Deciphering the epigenetic code is a massive mapping exercise, but will provide important information on how epigenetic markers differ among cell types and between healthy and sick individuals. Actually detecting the markers, however, has proved difficult.
Advancing this research field, scientists have now reported the first direct visualization of individual epigenetic modifications in the genome. This is a technical and conceptual breakthrough as it allows not only to quantify the amount of modified bases but also to pin point and map their position in the genome.
"Being able to count individual modifications results in the most sensitive detection of genomic hydroxymethylcytosine ever reported," Yuval Ebenstein, who leads the NanoBioPhotonics research group at Tel Aviv University, tells Nanowerk. "Our findings open up research into numerous human cell types,including human blood cells, that so far have not been accessible due to low levels of epigenetic modification.
Single molecule quantification of 5hmC in genomic DNA extracted from mouse tissue. (Image: Ebenstein Lab, Tel Aviv University)

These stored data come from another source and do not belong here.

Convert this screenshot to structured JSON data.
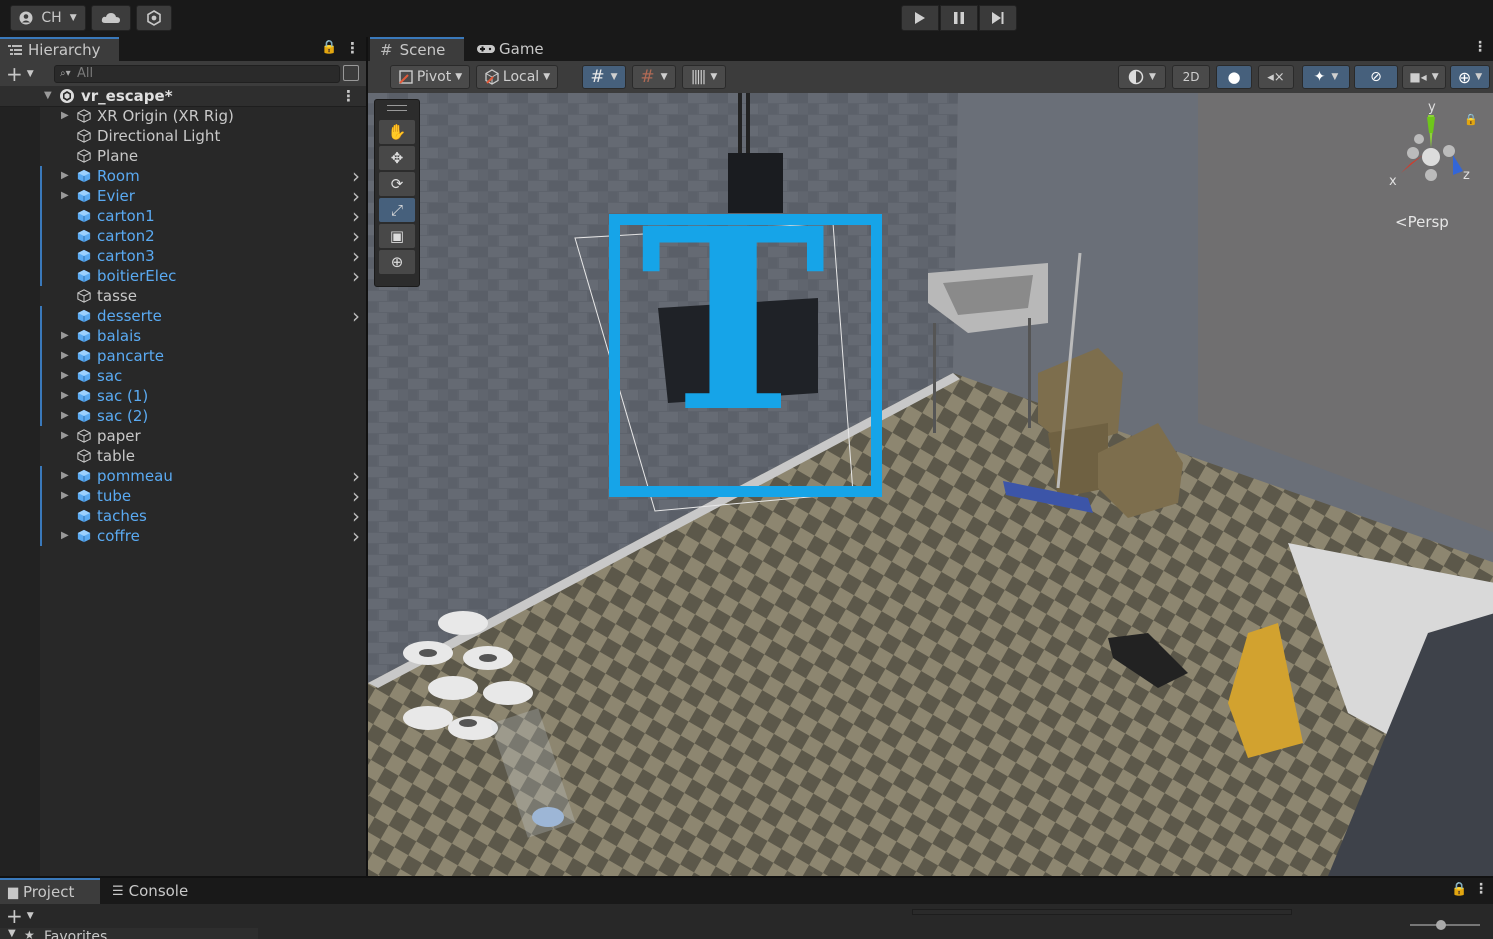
{
  "topbar": {
    "account_label": "CH",
    "icons": [
      "account-icon",
      "cloud-icon",
      "collab-icon"
    ],
    "play_controls": [
      "play-icon",
      "pause-icon",
      "step-icon"
    ]
  },
  "hierarchy": {
    "tab_label": "Hierarchy",
    "search_placeholder": "All",
    "scene_name": "vr_escape*",
    "items": [
      {
        "label": "XR Origin (XR Rig)",
        "prefab": false,
        "expandable": true,
        "chevron": false
      },
      {
        "label": "Directional Light",
        "prefab": false,
        "expandable": false,
        "chevron": false
      },
      {
        "label": "Plane",
        "prefab": false,
        "expandable": false,
        "chevron": false
      },
      {
        "label": "Room",
        "prefab": true,
        "expandable": true,
        "chevron": true
      },
      {
        "label": "Evier",
        "prefab": true,
        "expandable": true,
        "chevron": true
      },
      {
        "label": "carton1",
        "prefab": true,
        "expandable": false,
        "chevron": true
      },
      {
        "label": "carton2",
        "prefab": true,
        "expandable": false,
        "chevron": true
      },
      {
        "label": "carton3",
        "prefab": true,
        "expandable": false,
        "chevron": true
      },
      {
        "label": "boitierElec",
        "prefab": true,
        "expandable": false,
        "chevron": true
      },
      {
        "label": "tasse",
        "prefab": false,
        "expandable": false,
        "chevron": false
      },
      {
        "label": "desserte",
        "prefab": true,
        "expandable": false,
        "chevron": true
      },
      {
        "label": "balais",
        "prefab": true,
        "expandable": true,
        "chevron": false
      },
      {
        "label": "pancarte",
        "prefab": true,
        "expandable": true,
        "chevron": false
      },
      {
        "label": "sac",
        "prefab": true,
        "expandable": true,
        "chevron": false
      },
      {
        "label": "sac (1)",
        "prefab": true,
        "expandable": true,
        "chevron": false
      },
      {
        "label": "sac (2)",
        "prefab": true,
        "expandable": true,
        "chevron": false
      },
      {
        "label": "paper",
        "prefab": false,
        "expandable": true,
        "chevron": false
      },
      {
        "label": "table",
        "prefab": false,
        "expandable": false,
        "chevron": false
      },
      {
        "label": "pommeau",
        "prefab": true,
        "expandable": true,
        "chevron": true
      },
      {
        "label": "tube",
        "prefab": true,
        "expandable": true,
        "chevron": true
      },
      {
        "label": "taches",
        "prefab": true,
        "expandable": false,
        "chevron": true
      },
      {
        "label": "coffre",
        "prefab": true,
        "expandable": true,
        "chevron": true
      }
    ]
  },
  "scene_view": {
    "tabs": [
      {
        "label": "Scene"
      },
      {
        "label": "Game"
      }
    ],
    "pivot_label": "Pivot",
    "local_label": "Local",
    "mode_2d_label": "2D",
    "persp_label": "Persp",
    "gizmo": {
      "y": "y",
      "x": "x",
      "z": "z"
    },
    "selected_icon_glyph": "T"
  },
  "bottom_panel": {
    "tabs": [
      {
        "label": "Project"
      },
      {
        "label": "Console"
      }
    ],
    "favorites_label": "Favorites"
  },
  "colors": {
    "accent_blue": "#3a79bb",
    "prefab_text": "#5aaaf2",
    "panel_bg": "#282828",
    "toolbar_bg": "#3c3c3c",
    "selection_icon": "#16a4e8"
  }
}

In this paper, the scientists demonstrate the utility of optical sensing for the detection of and quantification of 5-hydroxymethylcytosine (5hmC) residues in genomic DNA.

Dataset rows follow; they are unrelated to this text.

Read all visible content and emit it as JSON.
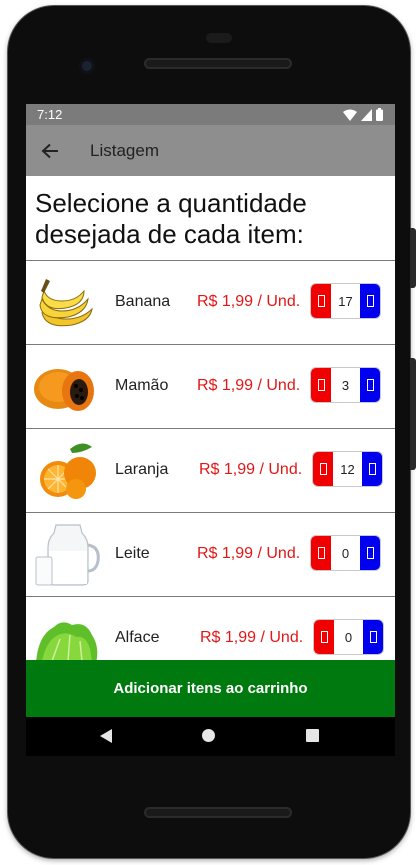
{
  "status_bar": {
    "time": "7:12",
    "icons": [
      "wifi-icon",
      "signal-icon",
      "battery-icon"
    ]
  },
  "app_bar": {
    "back_icon": "arrow-left-icon",
    "title": "Listagem"
  },
  "heading": "Selecione a quantidade desejada de cada item:",
  "items": [
    {
      "name": "Banana",
      "price": "R$ 1,99 / Und.",
      "quantity": "17",
      "image": "banana"
    },
    {
      "name": "Mamão",
      "price": "R$ 1,99 / Und.",
      "quantity": "3",
      "image": "papaya"
    },
    {
      "name": "Laranja",
      "price": "R$ 1,99 / Und.",
      "quantity": "12",
      "image": "orange"
    },
    {
      "name": "Leite",
      "price": "R$ 1,99 / Und.",
      "quantity": "0",
      "image": "milk"
    },
    {
      "name": "Alface",
      "price": "R$ 1,99 / Und.",
      "quantity": "0",
      "image": "lettuce"
    }
  ],
  "cta_label": "Adicionar itens ao carrinho",
  "colors": {
    "app_bar": "#8e8e8e",
    "price": "#e01818",
    "minus": "#f00000",
    "plus": "#0000ee",
    "cta": "#007a0e"
  }
}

Since its discovery in human genomic DNA in 2009, this modification has been the focus of numerous studies and has been established as an important epigenetic mark linked to stem-cell differentiation, aging, and neurodegenerative disease.

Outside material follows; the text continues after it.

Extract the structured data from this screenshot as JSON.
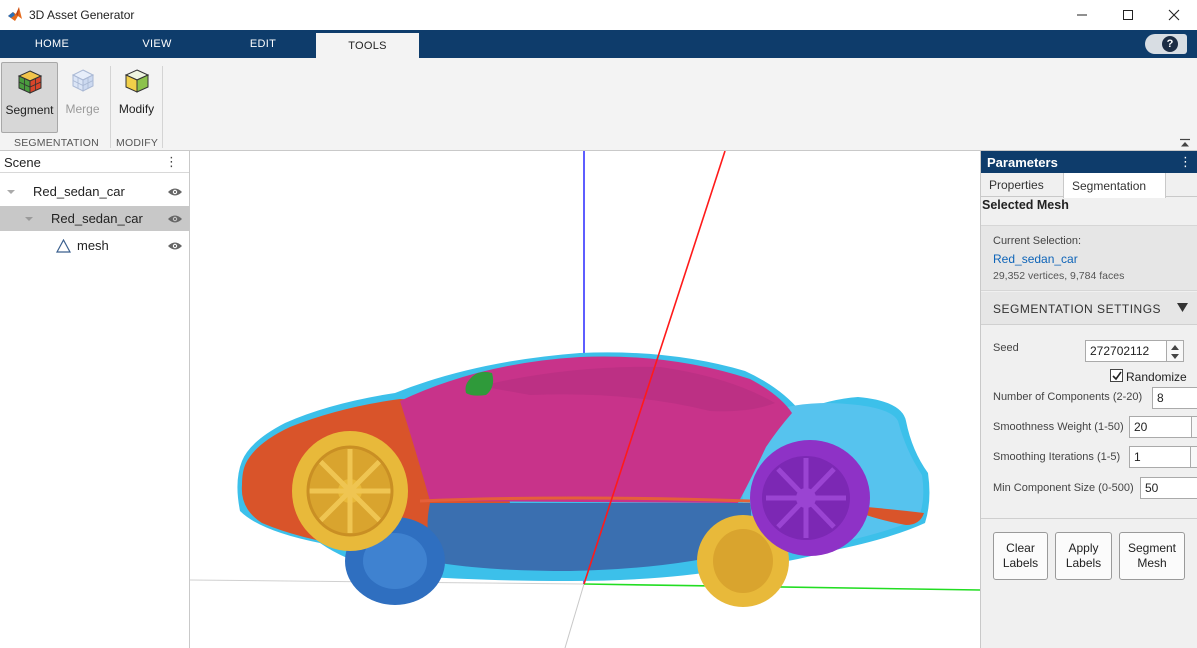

"In our work, we utilize enzymatic glucosylation followed by click labeling of a fluorescent reporter to specifically tag individual 5hmC sites along DNA molecules," Ebenstein explains. "The result is a simple yet highly sensitive 5hmC quantification assay that is compatible with bulk DNA analysis as well as with 5hmC detection on individual DNA molecules.
An engineered 5hmC pattern on lambda phage DNA is visualized after enzymatic glucosylation and fluorescent labeling. (Image: Ebenstein Lab, Tel Aviv University)
The immediate impact of these results is the demonstration that a simple and quick UV-vis measurement can replace tedious radioactive, mass spectrograph and affinity based methods existing today – basically enabling any lab equipped with a UV-vis spectrophotometer to quantify hydroxymethylation levels.
"The more exciting prospect is to be able to profile individual genomic molecules and detect distinct hmC patterns that may serve as biomarkers for disease," says Ebenstein.
"Optical mapping of DNA has mainly focused on genetic analysis and tremendous progress has been made in recent years," he adds. "Our work enables the addition of an epigenetic overlay to existing fluorescence barcoding technologies in order to map epigenetic patterns in the context of the underlying sequence. The main challenge now is to make sense of the information and new analysis algorithms must be developed."